As of Monday, Jakarta has recorded 14,797 cases with 697 deaths and 9,408 recoveries, making it the hardest-hit province after East Java.

Governor Anies Baswedan said the share of people testing positive had doubled to 10.5 percent of the total number of people tested. The largest clusters come from hospitals, which accounted for about 45 percent of the cases, followed by local communities at 38 percent, while the rest came from traditional markets, migrant workers and offices.

The significant rise in local communities has been discovered because public health centers (Puskesmas) have upped testing in residential areas, including the densely populated kampungs. Many of those who tested positive did not show any symptoms and would not have known about their status had the health officials not come to them.

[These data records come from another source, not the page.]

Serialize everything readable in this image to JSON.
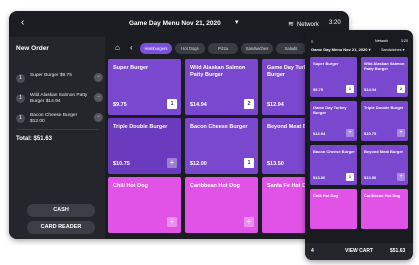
{
  "tablet": {
    "header": {
      "back_icon": "chevron-left",
      "title": "Game Day Menu Nov 21, 2020",
      "caret": "▾",
      "network": "Network",
      "time": "3:20"
    },
    "order": {
      "heading": "New Order",
      "items": [
        {
          "qty": "1",
          "name": "Super Burger $9.75"
        },
        {
          "qty": "1",
          "name": "Wild Alaskan Salmon Patty Burger $14.94"
        },
        {
          "qty": "1",
          "name": "Bacon Cheese Burger $12.00"
        }
      ],
      "total": "Total: $51.63",
      "cash_label": "CASH",
      "card_reader_label": "CARD READER"
    },
    "categories": [
      "Hamburgers",
      "Hot Dogs",
      "Pizza",
      "Sandwiches",
      "Salads"
    ],
    "active_category": "Hamburgers",
    "tiles": [
      {
        "name": "Super Burger",
        "price": "$9.75",
        "qty": "1"
      },
      {
        "name": "Wild Alaskan Salmon Patty Burger",
        "price": "$14.94",
        "qty": "2"
      },
      {
        "name": "Game Day Turkey Burger",
        "price": "$12.94",
        "qty": ""
      },
      {
        "name": "Triple Double Burger",
        "price": "$10.75",
        "qty": ""
      },
      {
        "name": "Bacon Cheese Burger",
        "price": "$12.00",
        "qty": "1"
      },
      {
        "name": "Beyond Meat Burger",
        "price": "$13.50",
        "qty": ""
      },
      {
        "name": "Chili Hot Dog",
        "price": "",
        "qty": ""
      },
      {
        "name": "Caribbean Hot Dog",
        "price": "",
        "qty": ""
      },
      {
        "name": "Santa Fe Hot Dog",
        "price": "",
        "qty": ""
      }
    ]
  },
  "phone": {
    "menu_icon": "menu",
    "network": "Network",
    "time": "3:20",
    "title": "Game Day Menu Nov 21, 2020 ▾",
    "filter": "Sandwiches ▾",
    "tiles": [
      {
        "name": "Super Burger",
        "price": "$9.75",
        "qty": "1"
      },
      {
        "name": "Wild Alaskan Salmon Patty Burger",
        "price": "$14.94",
        "qty": "2"
      },
      {
        "name": "Game Day Turkey Burger",
        "price": "$12.94",
        "qty": ""
      },
      {
        "name": "Triple Double Burger",
        "price": "$10.75",
        "qty": ""
      },
      {
        "name": "Bacon Cheese Burger",
        "price": "$13.80",
        "qty": "1"
      },
      {
        "name": "Beyond Meat Burger",
        "price": "$13.50",
        "qty": ""
      },
      {
        "name": "Chili Hot Dog",
        "price": "",
        "qty": ""
      },
      {
        "name": "Caribbean Hot Dog",
        "price": "",
        "qty": ""
      }
    ],
    "cart_count": "4",
    "view_cart_label": "VIEW CART",
    "cart_total": "$51.63"
  },
  "colors": {
    "tile_purple": "#7a47cf",
    "tile_pink": "#e153e6",
    "active_tab": "#7b4fd6",
    "background_dark": "#1c1d22"
  }
}
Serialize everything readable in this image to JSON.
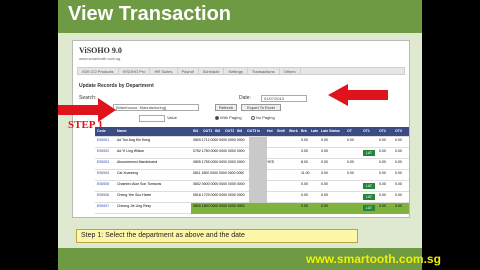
{
  "slide": {
    "title": "View Transaction",
    "step_label": "STEP 1",
    "instruction": "Step 1: Select the department as above and the date",
    "footer_url": "www.smartooth.com.sg"
  },
  "app": {
    "logo": "ViSOHO 9.0",
    "logo_url": "www.smartooth.com.sg",
    "nav": [
      "ISIS CO Products",
      "VISOHO Pro",
      "HR Suites",
      "Payroll",
      "Schedule",
      "Settings",
      "Transactions",
      "Others"
    ],
    "section_title": "Update Records by Department",
    "search_label": "Search:",
    "department_value": "[Warehouse, Manufacturing]",
    "date_label": "Date:",
    "date_value": "01/07/2013",
    "refresh_label": "Refresh",
    "export_label": "Export To Excel",
    "value_label": "Value",
    "radio_options": [
      "With Paging",
      "No Paging"
    ],
    "radio_selected": "With Paging"
  },
  "table": {
    "columns": [
      "Code",
      "Name",
      "IN1",
      "OUT1",
      "IN2",
      "OUT2",
      "IN3",
      "OUT3",
      "In",
      "Hol",
      "Shift",
      "Work",
      "Brk",
      "Late",
      "Late Status",
      "OT",
      "OT1",
      "OT2",
      "OT3"
    ],
    "rows": [
      {
        "code": "E00001",
        "name": "Ad Ton Ang Kin Hong",
        "time": "0809 1712 0000 0000 0000 0000",
        "hol": "",
        "work": "0.00",
        "late": "0.00",
        "status": "",
        "ot1": "0.00",
        "badge": "",
        "ot2": "0.00",
        "ot3": "0.00"
      },
      {
        "code": "E00002",
        "name": "Ad Yi Ling Wilson",
        "time": "0752 1750 0000 0000 0000 0000",
        "hol": "",
        "work": "0.00",
        "late": "0.00",
        "status": "",
        "ot1": "0.00",
        "badge": "LAT",
        "ot2": "0.00",
        "ot3": "0.00"
      },
      {
        "code": "E00003",
        "name": "Aboomemoni Mamikinami",
        "time": "0805 1755 0000 0000 0000 0000",
        "hol": "YES",
        "work": "8.00",
        "late": "0.00",
        "status": "",
        "ot1": "0.00",
        "badge": "",
        "ot2": "0.00",
        "ot3": "0.00"
      },
      {
        "code": "E00004",
        "name": "Cai Xuanning",
        "time": "0811 1800 0000 0000 0000 0000",
        "hol": "",
        "work": "11.00",
        "late": "0.00",
        "status": "",
        "ot1": "0.00",
        "badge": "",
        "ot2": "0.00",
        "ot3": "0.00"
      },
      {
        "code": "E00005",
        "name": "Chambro Aloe Son Tomsons",
        "time": "0802 0000 0000 0000 0000 0000",
        "hol": "",
        "work": "0.00",
        "late": "0.00",
        "status": "",
        "ot1": "0.00",
        "badge": "LAT",
        "ot2": "0.00",
        "ot3": "0.00"
      },
      {
        "code": "E00006",
        "name": "Cheng Yee Soo Hwee",
        "time": "0818 1729 0000 0000 0000 0000",
        "hol": "",
        "work": "0.00",
        "late": "0.00",
        "status": "",
        "ot1": "0.00",
        "badge": "LAT",
        "ot2": "0.00",
        "ot3": "0.00"
      },
      {
        "code": "E00007",
        "name": "Cheong Jie Ung Resy",
        "time": "0800 1800 0000 0000 0000 0000",
        "hol": "",
        "work": "0.00",
        "late": "0.00",
        "status": "",
        "ot1": "0.00",
        "badge": "LAT",
        "ot2": "0.00",
        "ot3": "0.00"
      }
    ]
  },
  "colors": {
    "slide_bg": "#dfe9cf",
    "band": "#6e9a43",
    "table_header": "#3b4b83",
    "highlight_row": "#7fb33d",
    "arrow": "#e0121b"
  }
}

But mass testing does not adequately explain Jakarta’s drastic surge in infections.

Unlike the central government, Anies said failure to practice physical distancing in public transportation and other public places was also to blame.

He urged people to be cautious in public transportation and at traditional markets and to heed health protocol by wearing face masks, keeping a distance from others and frequently washing one’s hands with soap. If virus transmission remains difficult to control, reinstatement of PSBB is a logical option.

In the country with the fourth-largest population worldwide, crowds are a major problem in the transition to the so-called new normal. Several countries with large populations are failing to strictly implement health protocol.

Records from Johns Hopkins University show that the United States, the third-most populous country, is now the nation most battered by the coronavirus, with 3.3 million cases and 135,000 deaths. Brazil, the seventh-most-populous country, has taken the second-hardest blow with 1.8 million cases and 72,000 deaths. India, the second-most populous nation, is in third spot with 878,000 cases and 23,000 deaths.

It is very easy to blame people for not following health protocol, but it is best that governments, including in Indonesia, improve access to health and safety measures for people who may neglect the protocol.

It is best to never take for granted that people can take care of themselves or the notion of herd immunity. This is going to be a long journey, and none of us know how it ends.